Dokter : Tidak perlu sus
Perawat 2 : baik dok, kalau begitu saya permisi dulu
PERAWAT MEMBERIKAN ANTIBIOTIK KEPADA PASIEN
Perawat 2 : permisi ibu, saya tadi sudah konsultasi ke dokter dan dokter
menyarankan untuk adik Malika di opname agar adik Malika mendapatkan
perawatan intensif
Ibu : iya sus, opname saja kalau memang di perlukan
Perawat 2 : kalau ibu setuju untuk opname, ibu ingin kamar vip,vvip atau yang
biasa bu ?
Ibu : vvip saja sus
Perawat 2 : baik ibu saya akan menyiapkan kamar dulu ya
5 MENIT KEMUDIAN
Perawat 1 : ibu saya sudah menyiapkan kamarnya, sekarang saya antar ibu dan adik
Malika ke kamar.
( Setelah sampai di kamar )
4.     FASE TERMINASI
Perawat 1 : adik malika , gimana keadannya setelah kakak tadi berikan obat ?
Pasien : sudah mendingan kak
Perawat 1 : sudah bisa senyum dong sekarang ?
Pasien : haha iya kak
Perawat 1 : kalau adek sudah baikan kakak balik ke ruangan dulu ya , nanti sore
teman kakak kesini lagi ya untuk memeriksa keadaan adek
Pasien : iya kak
Perawat 1 : selamat beristirahat adek semoga cepet sembuh.

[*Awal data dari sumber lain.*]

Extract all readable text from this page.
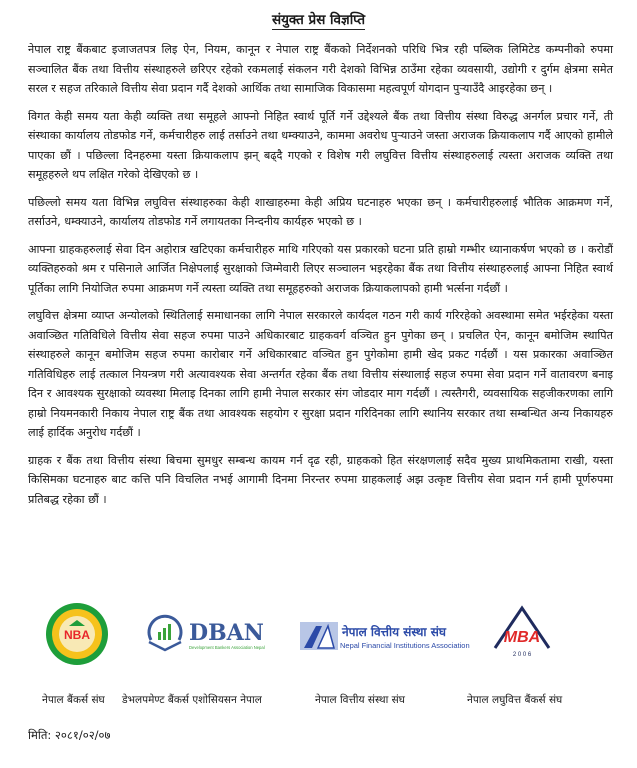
संयुक्त प्रेस विज्ञप्ति

नेपाल राष्ट्र बैंकबाट इजाजतपत्र लिइ ऐन, नियम, कानून र नेपाल राष्ट्र बैंकको निर्देशनको परिधि भित्र रही पब्लिक लिमिटेड कम्पनीको रुपमा सञ्चालित बैंक तथा वित्तीय संस्थाहरुले छरिएर रहेको रकमलाई संकलन गरी देशको विभिन्न ठाउँमा रहेका व्यवसायी, उद्योगी र दुर्गम क्षेत्रमा समेत सरल र सहज तरिकाले वित्तीय सेवा प्रदान गर्दै देशको आर्थिक तथा सामाजिक विकासमा महत्वपूर्ण योगदान पुऱ्याउँदै आइरहेका छन् ।

विगत केही समय यता केही व्यक्ति तथा समूहले आफ्नो निहित स्वार्थ पूर्ति गर्ने उद्देश्यले बैंक तथा वित्तीय संस्था विरुद्ध अनर्गल प्रचार गर्ने, ती संस्थाका कार्यालय तोडफोड गर्ने, कर्मचारीहरु लाई तर्साउने तथा धम्क्याउने, काममा अवरोध पुऱ्याउने जस्ता अराजक क्रियाकलाप गर्दै आएको हामीले पाएका छौं । पछिल्ला दिनहरुमा यस्ता क्रियाकलाप झन् बढ्दै गएको र विशेष गरी लघुवित्त वित्तीय संस्थाहरुलाई त्यस्ता अराजक व्यक्ति तथा समूहहरुले थप लक्षित गरेको देखिएको छ ।

पछिल्लो समय यता विभिन्न लघुवित्त संस्थाहरुका केही शाखाहरुमा केही अप्रिय घटनाहरु भएका छन् । कर्मचारीहरुलाई भौतिक आक्रमण गर्ने, तर्साउने, धम्क्याउने, कार्यालय तोडफोड गर्ने लगायतका निन्दनीय कार्यहरु भएको छ ।

आफ्ना ग्राहकहरुलाई सेवा दिन अहोरात्र खटिएका कर्मचारीहरु माथि गरिएको यस प्रकारको घटना प्रति हाम्रो गम्भीर ध्यानाकर्षण भएको छ । करोडौं व्यक्तिहरुको श्रम र पसिनाले आर्जित निक्षेपलाई सुरक्षाको जिम्मेवारी लिएर सञ्चालन भइरहेका बैंक तथा वित्तीय संस्थाहरुलाई आफ्ना निहित स्वार्थ पूर्तिका लागि नियोजित रुपमा आक्रमण गर्ने त्यस्ता व्यक्ति तथा समूहहरुको अराजक क्रियाकलापको हामी भर्त्सना गर्दछौं ।

लघुवित्त क्षेत्रमा व्याप्त अन्योलको स्थितिलाई समाधानका लागि नेपाल सरकारले कार्यदल गठन गरी कार्य गरिरहेको अवस्थामा समेत भईरहेका यस्ता अवाञ्छित गतिविधिले वित्तीय सेवा सहज रुपमा पाउने अधिकारबाट ग्राहकवर्ग वञ्चित हुन पुगेका छन् । प्रचलित ऐन, कानून बमोजिम स्थापित संस्थाहरुले कानून बमोजिम सहज रुपमा कारोबार गर्ने अधिकारबाट वञ्चित हुन पुगेकोमा हामी खेद प्रकट गर्दछौं । यस प्रकारका अवाञ्छित गतिविधिहरु लाई तत्काल नियन्त्रण गरी अत्यावश्यक सेवा अन्तर्गत रहेका बैंक तथा वित्तीय संस्थालाई सहज रुपमा सेवा प्रदान गर्ने वातावरण बनाइ दिन र आवश्यक सुरक्षाको व्यवस्था मिलाइ दिनका लागि हामी नेपाल सरकार संग जोडदार माग गर्दछौं । त्यस्तैगरी, व्यवसायिक सहजीकरणका लागि हाम्रो नियमनकारी निकाय नेपाल राष्ट्र बैंक तथा आवश्यक सहयोग र सुरक्षा प्रदान गरिदिनका लागि स्थानिय सरकार तथा सम्बन्धित अन्य निकायहरु लाई हार्दिक अनुरोध गर्दछौं ।

ग्राहक र बैंक तथा वित्तीय संस्था बिचमा सुमधुर सम्बन्ध कायम गर्न दृढ रही, ग्राहकको हित संरक्षणलाई सदैव मुख्य प्राथमिकतामा राखी, यस्ता किसिमका घटनाहरु बाट कत्ति पनि विचलित नभई आगामी दिनमा निरन्तर रुपमा ग्राहकलाई अझ उत्कृष्ट वित्तीय सेवा प्रदान गर्न हामी पूर्णरुपमा प्रतिबद्ध रहेका छौं ।

NBA	DBAN
Development Bankers Association Nepal
नेपाल वित्तीय संस्था संघ
Nepal Financial Institutions Association MBA
2 0 0 6
नेपाल बैंकर्स संघ डेभलपमेण्ट बैंकर्स एशोसियसन नेपाल	नेपाल वित्तीय संस्था संघ	नेपाल लघुवित्त बैंकर्स संघ
मिति: २०८१/०२/०७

Ibu nanti sore teman saya akan memeriksa kembali kondisi adek malika , jika ibu
perlu bantuan ibu bisa menekan tombol ini atau ibu bisa panggil perawat di ruang
perawat . apakah ada yang ingin ibu tanyakan ?
Ibu : baik sus terimakasih
Perawat 1 :kalau begitu saya permisi ya bu.